The Met Office has issued severe weather warnings for ice for much of Scotland, Wales and northern England on 13 January. An amber "be prepared" warning for snow has also been issued in Scotland, with commuters warned to brace for "very difficult travelling conditions".
The sudden change in weather contrasts sharply with the exceptionally mild conditions in December 2015, which was the warmest December month since records began in 1910. On 13 January, daytime temperatures are expected to drop to 3C in parts of the north, falling to sub-zero temperatures in the early hours of 14 January. Parts of the south will see temperatures of 2C.
A chief forecaster for the Met Office said: "The heaviest snow [in Scotland] is most likely in the overnight period leading to some very tricky conditions for the Thursday morning commute. Please be prepared for some very difficult travelling conditions and some disruption to transport and power supplies."

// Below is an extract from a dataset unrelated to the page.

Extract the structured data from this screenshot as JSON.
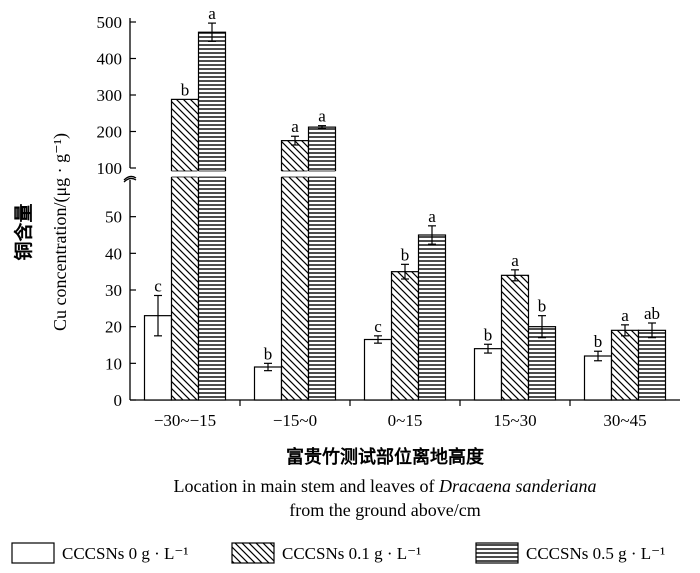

The amber warning for snow warns that 3cm to 6cm of snow is expected widely across East Lothian, Midlothian Council and the Scottish borders, with more than 10cm possible in areas above 300m. While these regions are set to experience the worst of the wintry showers, other parts of the country could also see smaller amounts of snow, forcing forecasters to issue yellow "be aware" ice warnings for many.
The north of England and the Midlands are among those regions at risk of icy conditions, with a yellow warning for snow also issued in in these areas. Cumbria, Manchester, Lancashire, Durham, Northumberland and Yorkshire are some of the English cities that are on snow alert, with forecasters warning commuters to take precaution before making any journeys.
The only regions in the UK that have not been put on alert for snow and ice are the southern parts of England. However, forecasters are warning that even parts of England as south as London could see some sleet later in the week. The Met Office has warned drivers across the country to be prepared for icy conditions, which could come as a surprise following the warm winter season so far.